In our sample, during the follow-up, the strategy of switching to nondaily dose allowed a significant improvement of lymphocytes count above 500 cells/mm3 and a reduction on liver enzymes levels.

The strategy of FTY-ND seems to be as effective as FTY-ED and well tolerated, since there were no significant differences observed in ARR or in EDSS progression. Similar results were found in a multicenter and observational study published, supporting the treatment scheme of reduced dose in patients with good disease control but lymphopenia while on daily dose [7]. However, in a case series of 8 patients [3] and in an Italian-Swiss retrospective study [4], an increased risk of MS activity in patients treated with reduced dose of FTY was observed. In this last cohort, there was a higher risk of disease reactivation in younger patients and who were previously treated with natalizumab, whereby the authors recommend caution to reduce dose in these population [4].
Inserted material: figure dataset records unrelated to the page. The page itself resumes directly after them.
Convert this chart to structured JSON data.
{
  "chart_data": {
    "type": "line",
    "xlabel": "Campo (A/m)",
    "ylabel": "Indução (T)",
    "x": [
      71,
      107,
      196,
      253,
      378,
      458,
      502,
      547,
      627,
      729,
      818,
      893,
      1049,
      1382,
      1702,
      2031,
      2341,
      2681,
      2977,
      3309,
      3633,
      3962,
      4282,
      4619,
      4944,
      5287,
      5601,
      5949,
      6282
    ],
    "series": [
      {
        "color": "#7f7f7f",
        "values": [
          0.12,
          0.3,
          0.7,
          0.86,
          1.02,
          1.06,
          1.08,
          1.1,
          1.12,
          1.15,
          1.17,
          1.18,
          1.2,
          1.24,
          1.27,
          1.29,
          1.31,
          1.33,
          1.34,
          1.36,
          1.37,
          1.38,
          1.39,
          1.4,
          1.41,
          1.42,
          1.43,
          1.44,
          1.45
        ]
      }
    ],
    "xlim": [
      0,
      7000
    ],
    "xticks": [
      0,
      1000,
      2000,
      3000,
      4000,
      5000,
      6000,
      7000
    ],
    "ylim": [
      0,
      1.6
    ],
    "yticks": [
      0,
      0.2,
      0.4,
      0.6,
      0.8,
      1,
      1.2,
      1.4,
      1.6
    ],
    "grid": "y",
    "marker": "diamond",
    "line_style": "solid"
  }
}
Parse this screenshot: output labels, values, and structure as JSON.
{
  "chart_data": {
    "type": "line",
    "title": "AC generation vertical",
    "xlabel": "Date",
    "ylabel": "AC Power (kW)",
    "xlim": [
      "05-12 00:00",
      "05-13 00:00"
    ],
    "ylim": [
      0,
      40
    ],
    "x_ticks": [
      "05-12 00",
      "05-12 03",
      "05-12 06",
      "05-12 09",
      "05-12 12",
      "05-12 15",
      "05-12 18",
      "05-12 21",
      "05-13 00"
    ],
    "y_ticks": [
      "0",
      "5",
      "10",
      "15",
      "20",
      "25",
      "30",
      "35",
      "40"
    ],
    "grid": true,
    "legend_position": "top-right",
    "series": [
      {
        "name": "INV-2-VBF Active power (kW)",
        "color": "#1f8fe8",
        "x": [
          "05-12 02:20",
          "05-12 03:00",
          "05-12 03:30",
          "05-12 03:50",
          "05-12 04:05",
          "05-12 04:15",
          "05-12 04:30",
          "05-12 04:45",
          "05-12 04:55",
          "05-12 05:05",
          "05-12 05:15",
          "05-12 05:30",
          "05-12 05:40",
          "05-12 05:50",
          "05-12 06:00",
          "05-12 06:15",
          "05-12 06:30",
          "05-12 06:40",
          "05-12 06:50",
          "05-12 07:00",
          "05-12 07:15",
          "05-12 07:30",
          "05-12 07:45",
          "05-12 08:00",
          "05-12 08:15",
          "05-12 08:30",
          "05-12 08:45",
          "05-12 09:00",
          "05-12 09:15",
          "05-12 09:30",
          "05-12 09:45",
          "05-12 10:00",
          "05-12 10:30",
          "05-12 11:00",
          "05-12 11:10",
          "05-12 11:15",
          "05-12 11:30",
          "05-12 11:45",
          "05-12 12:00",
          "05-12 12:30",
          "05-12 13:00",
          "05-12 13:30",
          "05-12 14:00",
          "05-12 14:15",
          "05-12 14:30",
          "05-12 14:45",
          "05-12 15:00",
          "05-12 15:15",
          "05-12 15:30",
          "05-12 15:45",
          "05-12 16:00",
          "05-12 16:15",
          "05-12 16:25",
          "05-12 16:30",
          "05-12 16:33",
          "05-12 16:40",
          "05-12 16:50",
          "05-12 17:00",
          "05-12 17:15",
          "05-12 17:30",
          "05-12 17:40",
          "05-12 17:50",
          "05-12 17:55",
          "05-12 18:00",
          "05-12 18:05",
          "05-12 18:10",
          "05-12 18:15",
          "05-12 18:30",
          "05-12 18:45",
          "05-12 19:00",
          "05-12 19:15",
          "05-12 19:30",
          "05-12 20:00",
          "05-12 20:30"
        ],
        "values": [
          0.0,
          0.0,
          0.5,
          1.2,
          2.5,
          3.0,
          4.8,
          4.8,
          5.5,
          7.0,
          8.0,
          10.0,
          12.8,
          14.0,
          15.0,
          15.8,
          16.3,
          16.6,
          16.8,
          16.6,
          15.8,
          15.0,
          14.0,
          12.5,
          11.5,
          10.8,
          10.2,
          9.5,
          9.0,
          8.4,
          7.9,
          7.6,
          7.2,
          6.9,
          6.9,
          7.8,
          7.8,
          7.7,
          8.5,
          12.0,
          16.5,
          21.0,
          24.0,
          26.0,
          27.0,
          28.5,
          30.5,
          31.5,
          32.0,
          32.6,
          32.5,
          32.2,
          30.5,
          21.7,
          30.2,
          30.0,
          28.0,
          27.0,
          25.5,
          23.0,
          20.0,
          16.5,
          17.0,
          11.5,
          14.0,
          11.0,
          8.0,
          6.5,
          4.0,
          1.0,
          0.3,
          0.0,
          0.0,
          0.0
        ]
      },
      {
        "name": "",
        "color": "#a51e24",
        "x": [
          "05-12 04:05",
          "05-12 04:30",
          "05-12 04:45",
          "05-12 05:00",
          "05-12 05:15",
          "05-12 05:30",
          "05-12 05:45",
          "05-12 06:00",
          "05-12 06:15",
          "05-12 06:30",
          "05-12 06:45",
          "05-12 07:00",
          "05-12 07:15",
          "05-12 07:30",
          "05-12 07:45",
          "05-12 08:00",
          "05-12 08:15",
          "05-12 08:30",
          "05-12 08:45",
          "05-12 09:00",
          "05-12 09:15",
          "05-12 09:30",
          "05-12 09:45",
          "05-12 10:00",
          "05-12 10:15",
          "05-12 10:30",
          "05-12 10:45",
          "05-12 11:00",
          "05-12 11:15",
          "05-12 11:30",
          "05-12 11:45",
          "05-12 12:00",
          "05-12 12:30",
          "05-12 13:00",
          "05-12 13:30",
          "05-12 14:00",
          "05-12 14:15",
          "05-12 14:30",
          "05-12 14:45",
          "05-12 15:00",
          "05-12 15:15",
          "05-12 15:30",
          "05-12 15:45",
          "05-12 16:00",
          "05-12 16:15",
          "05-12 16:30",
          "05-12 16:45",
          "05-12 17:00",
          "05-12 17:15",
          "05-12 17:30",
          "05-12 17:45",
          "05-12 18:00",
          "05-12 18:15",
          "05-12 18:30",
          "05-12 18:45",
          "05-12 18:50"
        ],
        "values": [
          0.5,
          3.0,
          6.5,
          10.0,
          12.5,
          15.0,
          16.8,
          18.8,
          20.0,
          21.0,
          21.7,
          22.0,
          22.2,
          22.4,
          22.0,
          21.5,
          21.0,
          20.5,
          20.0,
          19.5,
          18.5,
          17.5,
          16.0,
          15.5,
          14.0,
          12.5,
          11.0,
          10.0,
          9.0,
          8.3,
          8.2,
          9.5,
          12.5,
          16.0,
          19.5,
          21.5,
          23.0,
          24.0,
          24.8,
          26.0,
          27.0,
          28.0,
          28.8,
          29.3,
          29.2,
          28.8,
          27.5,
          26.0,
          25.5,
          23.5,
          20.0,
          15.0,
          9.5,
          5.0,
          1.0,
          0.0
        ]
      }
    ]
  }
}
Our results suggest that patients under a reduced dose of FTY may be able to achieve an adequate reduction of lymphocytes recirculation to the CNS and therefore effectively prevent disease activity [7]. Moreover, there are some studies indicating that lymphocyte count in peripheral blood is not associated with the level of clinical response to treatment [9,10,11].

We also found that patients previously treated with natalizumab presented lower probability of needing a reduced dose of FTY afterwards. A trend for an association between baseline ARR and baseline EDSS and risk of being switched from FTY-ED to FTY-ND because of lymphopenia was also observed. Other associations had been published in previous studies as female gender, lower weight, and lower lymphocytes count at baseline. [4] These can be factors to consider in selection of candidates to FTY treatment, although in our cohort disease activity with FTY-ND was no different to FTY-ED.

There are several limitations to the present study. This is a small sample and unicentric study which reduces the statistical power of the analyses. The reduced dose regimens (every other day or 5 days/week) were not standardized and could be a bias in the analyses of the results. Also, we did not have radiologic assessment data available in many patients, since a significant number of them performed magnetic resonance imaging out of our center, with different protocols making comparative studies unfeasible, and because of that radiological activity evaluation was not performed.

In conclusion, if our results are confirmed, FTY-ND regimen may be considered a clinical strategy for patients who are stable and achieved remission of the disease activity with FTY-ED, allowing to minimize the most common adverse events and therefore enhance patient safety. These findings warrant further confirmation, ideally with randomized clinical trials to establish the minimum effective dose for FTY.